The Joy Factor: Jo Ann Castle

There’s something to be said for a musician who makes even the most complicated music seem fun and effortless. The amount of practice to memorize such songs is mind-blowing for non-musicians. To then perform it with great style and an unforced and unflinching smile is even harder.

Meet Jo Ann Castle. She was a regular performer on The Lawrence Welk Show from 1959 to 1969 on accordion and ragtime piano. She actually started with Lawrence Welk a year before becoming part of the Musical Family with this staggering accordion performance in 1958.

“The World is Waiting for Sunshine” is a short and sweet song from around 1918. Even so, Jo Ann Castle plays it very fast without missing a note. For comparison, here’s famed guitarist Les Paul’s duet of the same song with Mary Ford at a more traditional speed.

Castle began to duet with Lawrence Welk regular Myron Floren. Here’s their duet of “Tea for Two.” Note who is playing the harder part for the first half of the song.

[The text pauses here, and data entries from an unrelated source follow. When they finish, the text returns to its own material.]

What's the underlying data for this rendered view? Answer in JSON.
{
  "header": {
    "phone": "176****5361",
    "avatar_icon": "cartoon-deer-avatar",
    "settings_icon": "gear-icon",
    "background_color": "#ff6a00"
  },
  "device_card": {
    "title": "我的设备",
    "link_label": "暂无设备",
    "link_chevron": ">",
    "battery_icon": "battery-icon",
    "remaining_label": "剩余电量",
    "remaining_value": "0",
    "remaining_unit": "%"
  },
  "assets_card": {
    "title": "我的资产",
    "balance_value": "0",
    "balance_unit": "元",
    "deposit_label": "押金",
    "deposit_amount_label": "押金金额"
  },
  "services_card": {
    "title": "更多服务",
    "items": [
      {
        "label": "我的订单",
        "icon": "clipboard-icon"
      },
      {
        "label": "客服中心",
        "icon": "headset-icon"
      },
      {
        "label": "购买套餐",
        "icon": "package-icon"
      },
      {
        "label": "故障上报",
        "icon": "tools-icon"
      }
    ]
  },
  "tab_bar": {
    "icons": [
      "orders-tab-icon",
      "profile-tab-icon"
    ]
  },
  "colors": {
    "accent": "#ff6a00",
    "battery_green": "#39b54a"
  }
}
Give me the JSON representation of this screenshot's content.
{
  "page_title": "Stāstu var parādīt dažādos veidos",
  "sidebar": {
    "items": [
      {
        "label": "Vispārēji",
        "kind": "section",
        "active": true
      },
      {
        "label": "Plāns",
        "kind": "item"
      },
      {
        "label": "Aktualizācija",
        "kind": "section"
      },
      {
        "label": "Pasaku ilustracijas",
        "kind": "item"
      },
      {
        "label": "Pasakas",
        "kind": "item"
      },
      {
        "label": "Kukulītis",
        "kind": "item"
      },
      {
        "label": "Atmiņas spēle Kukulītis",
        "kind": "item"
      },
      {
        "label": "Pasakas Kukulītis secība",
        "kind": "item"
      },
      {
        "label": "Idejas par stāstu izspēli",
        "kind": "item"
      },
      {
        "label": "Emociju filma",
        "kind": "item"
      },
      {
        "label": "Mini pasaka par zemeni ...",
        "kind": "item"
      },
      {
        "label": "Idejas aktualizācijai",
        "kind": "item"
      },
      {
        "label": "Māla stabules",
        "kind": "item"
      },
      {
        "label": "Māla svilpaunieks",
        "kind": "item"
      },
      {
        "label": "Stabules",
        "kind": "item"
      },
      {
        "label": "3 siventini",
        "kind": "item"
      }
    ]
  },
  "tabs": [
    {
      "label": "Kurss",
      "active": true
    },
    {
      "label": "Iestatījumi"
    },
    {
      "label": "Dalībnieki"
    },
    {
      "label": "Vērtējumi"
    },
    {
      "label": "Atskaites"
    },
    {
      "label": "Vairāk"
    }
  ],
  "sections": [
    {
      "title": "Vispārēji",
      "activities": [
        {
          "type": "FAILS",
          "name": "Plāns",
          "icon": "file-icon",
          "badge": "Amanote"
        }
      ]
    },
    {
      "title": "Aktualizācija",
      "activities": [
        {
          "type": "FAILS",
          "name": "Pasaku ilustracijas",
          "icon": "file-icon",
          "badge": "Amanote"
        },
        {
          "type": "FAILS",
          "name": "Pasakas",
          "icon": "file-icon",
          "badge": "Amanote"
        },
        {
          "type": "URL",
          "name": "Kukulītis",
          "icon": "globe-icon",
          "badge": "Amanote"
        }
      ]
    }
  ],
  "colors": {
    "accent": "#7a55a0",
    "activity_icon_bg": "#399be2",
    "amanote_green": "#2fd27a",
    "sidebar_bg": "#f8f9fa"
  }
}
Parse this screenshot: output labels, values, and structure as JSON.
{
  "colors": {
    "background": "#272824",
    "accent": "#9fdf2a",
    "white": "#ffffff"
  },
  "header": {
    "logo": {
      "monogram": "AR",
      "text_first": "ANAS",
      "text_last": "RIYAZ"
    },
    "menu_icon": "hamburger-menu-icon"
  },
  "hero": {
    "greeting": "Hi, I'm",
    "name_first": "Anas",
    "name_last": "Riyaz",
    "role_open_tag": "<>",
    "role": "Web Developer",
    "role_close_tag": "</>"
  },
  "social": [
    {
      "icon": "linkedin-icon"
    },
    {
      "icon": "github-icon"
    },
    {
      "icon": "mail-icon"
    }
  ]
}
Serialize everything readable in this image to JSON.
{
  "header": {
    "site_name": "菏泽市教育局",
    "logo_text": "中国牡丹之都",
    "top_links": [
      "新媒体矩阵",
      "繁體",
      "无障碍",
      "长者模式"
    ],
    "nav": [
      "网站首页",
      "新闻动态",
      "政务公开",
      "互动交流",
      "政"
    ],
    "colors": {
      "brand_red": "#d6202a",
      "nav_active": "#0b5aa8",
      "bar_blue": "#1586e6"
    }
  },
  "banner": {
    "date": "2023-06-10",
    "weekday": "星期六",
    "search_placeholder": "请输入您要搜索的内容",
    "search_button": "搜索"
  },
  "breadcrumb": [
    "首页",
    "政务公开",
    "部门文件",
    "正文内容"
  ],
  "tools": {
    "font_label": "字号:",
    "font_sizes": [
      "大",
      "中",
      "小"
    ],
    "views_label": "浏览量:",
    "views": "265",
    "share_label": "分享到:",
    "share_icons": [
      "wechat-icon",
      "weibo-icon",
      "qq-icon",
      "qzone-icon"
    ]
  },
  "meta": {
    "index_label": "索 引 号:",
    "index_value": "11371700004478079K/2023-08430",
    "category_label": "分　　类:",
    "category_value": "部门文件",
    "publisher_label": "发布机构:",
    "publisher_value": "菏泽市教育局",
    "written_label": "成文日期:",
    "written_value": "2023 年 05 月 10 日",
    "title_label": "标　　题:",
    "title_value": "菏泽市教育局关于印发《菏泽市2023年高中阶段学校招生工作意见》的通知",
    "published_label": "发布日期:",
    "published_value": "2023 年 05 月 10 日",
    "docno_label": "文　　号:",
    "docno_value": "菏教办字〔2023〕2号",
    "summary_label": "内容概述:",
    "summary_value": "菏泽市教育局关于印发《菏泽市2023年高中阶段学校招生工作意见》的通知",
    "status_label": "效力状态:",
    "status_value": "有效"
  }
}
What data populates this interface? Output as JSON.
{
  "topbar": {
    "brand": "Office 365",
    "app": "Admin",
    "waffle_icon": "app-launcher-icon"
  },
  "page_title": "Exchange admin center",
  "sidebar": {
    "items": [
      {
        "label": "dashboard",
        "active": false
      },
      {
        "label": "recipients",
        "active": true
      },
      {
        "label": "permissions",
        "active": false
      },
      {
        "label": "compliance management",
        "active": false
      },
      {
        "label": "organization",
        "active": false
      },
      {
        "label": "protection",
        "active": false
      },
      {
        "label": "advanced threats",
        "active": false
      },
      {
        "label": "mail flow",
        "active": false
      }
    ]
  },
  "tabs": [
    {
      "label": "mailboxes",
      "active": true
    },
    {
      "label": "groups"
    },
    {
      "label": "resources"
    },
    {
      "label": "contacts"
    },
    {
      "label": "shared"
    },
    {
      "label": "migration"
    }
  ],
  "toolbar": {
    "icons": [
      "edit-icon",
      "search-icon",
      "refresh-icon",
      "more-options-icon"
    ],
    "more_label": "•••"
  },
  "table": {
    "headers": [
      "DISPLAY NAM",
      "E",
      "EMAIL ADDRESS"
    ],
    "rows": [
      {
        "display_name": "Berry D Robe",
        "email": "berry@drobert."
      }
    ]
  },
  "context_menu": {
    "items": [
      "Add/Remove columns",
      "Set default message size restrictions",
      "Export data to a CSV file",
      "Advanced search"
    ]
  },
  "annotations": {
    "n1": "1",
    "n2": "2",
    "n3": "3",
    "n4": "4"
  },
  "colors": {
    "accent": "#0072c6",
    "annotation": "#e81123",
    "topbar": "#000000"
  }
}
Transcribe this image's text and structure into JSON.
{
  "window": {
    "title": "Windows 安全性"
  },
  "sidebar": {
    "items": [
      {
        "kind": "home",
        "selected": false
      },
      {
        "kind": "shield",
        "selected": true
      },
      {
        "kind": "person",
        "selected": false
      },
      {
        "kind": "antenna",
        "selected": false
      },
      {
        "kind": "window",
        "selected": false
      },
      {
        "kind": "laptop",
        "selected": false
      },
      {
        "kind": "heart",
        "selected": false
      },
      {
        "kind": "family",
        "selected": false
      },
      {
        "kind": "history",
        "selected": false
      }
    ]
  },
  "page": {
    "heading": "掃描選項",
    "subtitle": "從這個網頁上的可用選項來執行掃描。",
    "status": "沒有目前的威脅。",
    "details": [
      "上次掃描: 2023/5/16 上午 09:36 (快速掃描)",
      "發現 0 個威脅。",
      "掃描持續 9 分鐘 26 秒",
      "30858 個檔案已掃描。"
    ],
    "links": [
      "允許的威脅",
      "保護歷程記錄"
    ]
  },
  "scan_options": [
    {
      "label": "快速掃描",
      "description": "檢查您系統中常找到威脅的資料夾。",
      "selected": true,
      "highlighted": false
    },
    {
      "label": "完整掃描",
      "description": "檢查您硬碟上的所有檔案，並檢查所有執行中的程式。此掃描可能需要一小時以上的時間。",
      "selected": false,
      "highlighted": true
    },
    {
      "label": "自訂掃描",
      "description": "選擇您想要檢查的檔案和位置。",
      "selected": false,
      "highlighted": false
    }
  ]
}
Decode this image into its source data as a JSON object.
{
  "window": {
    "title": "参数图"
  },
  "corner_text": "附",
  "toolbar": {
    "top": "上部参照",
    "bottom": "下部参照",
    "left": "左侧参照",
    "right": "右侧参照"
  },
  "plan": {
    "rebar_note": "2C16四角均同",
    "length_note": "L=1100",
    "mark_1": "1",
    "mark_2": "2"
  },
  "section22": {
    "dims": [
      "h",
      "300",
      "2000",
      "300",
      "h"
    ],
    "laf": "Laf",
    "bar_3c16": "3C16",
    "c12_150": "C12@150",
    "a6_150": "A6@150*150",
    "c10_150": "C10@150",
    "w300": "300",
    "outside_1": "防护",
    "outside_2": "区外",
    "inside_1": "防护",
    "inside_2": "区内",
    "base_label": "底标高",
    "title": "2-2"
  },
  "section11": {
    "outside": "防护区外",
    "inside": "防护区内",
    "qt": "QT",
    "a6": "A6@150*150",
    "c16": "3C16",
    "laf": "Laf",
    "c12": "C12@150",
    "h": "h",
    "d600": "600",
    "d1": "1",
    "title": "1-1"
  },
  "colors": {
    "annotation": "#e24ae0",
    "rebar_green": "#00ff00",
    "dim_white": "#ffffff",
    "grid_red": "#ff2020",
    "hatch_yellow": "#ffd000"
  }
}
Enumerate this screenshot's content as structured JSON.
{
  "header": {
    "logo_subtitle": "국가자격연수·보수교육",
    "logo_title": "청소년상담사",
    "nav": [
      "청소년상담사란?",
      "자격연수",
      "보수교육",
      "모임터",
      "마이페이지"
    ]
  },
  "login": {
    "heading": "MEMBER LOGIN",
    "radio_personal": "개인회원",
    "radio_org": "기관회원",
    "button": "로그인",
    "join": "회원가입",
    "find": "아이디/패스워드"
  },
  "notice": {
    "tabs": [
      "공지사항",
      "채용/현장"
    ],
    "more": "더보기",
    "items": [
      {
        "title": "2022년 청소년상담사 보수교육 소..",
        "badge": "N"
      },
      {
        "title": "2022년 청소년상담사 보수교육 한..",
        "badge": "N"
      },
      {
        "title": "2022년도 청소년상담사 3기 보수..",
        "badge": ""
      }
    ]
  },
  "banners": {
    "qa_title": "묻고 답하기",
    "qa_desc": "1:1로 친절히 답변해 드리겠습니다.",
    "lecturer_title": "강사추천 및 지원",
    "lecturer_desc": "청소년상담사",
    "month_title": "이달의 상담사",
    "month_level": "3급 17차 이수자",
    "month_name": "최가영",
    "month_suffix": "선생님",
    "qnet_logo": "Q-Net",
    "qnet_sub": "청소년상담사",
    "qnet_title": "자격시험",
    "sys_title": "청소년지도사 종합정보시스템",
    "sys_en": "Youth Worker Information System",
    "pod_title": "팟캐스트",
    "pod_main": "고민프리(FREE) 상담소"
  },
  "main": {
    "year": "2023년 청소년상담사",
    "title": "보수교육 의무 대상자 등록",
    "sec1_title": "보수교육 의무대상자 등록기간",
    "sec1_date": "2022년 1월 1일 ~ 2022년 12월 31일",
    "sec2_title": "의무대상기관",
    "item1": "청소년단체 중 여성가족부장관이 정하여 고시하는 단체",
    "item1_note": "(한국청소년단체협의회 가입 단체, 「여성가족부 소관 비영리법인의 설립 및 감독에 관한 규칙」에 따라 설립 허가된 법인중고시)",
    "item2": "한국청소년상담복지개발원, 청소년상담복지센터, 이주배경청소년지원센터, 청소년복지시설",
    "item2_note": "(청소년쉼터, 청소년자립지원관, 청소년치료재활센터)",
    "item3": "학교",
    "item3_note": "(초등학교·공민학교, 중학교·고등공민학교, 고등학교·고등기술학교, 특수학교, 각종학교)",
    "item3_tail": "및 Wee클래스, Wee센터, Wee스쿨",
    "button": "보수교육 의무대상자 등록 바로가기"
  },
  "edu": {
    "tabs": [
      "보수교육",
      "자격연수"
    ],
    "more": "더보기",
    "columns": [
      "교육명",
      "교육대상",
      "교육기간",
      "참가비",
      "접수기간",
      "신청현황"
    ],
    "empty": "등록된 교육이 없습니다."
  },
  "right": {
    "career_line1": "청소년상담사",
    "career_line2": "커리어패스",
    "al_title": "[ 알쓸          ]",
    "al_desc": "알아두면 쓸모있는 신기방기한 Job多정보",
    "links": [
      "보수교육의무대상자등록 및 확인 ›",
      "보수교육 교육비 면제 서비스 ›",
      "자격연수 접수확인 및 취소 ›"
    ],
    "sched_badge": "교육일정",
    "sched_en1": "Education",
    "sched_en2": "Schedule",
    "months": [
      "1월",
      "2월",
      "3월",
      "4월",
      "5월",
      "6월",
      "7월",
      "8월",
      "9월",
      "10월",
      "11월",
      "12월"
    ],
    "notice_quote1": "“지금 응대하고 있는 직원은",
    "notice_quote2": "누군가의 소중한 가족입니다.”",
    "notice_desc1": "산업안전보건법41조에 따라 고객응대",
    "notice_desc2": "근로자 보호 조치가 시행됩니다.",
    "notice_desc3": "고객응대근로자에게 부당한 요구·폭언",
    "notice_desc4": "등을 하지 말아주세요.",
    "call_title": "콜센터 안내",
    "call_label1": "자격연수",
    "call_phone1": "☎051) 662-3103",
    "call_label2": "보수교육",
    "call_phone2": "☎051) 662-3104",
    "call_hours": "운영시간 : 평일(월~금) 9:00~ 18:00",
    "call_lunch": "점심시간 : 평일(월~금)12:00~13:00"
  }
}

And here they are dueting on “Tick Tock Polka,” one of my favorite polka standards.

Just lovely.

However, Jo Ann Castle is not often remembered for her accordion skills. She is better known as an excellent ragtime pianist. Her high energy performances became a regular feature on The Lawrence Welk Show and she wound up recording 16 albums as a pianist.

Here is her “Maple Leaf Rag” from 1959.

Her technique is flawless in this style. She has great dexterity in both hands and brings out some really nice and unexpected phrases when she starts to improvise on the written composition. It’s quite nice. And did you see her bouncing her legs up and down to the beat? She’s not even relying on the pedal to cover for any mistakes.

By the time The Lawrence Welk Show switched to color, Jo Ann Castle was ready. She began to perform on beautifully painted upright pianos that matched her ensemble. Have you ever seen a brick piano?

Castle was a naturally effortless performer who always performed with a smile and tons of style. Clearly she understood the joy of music.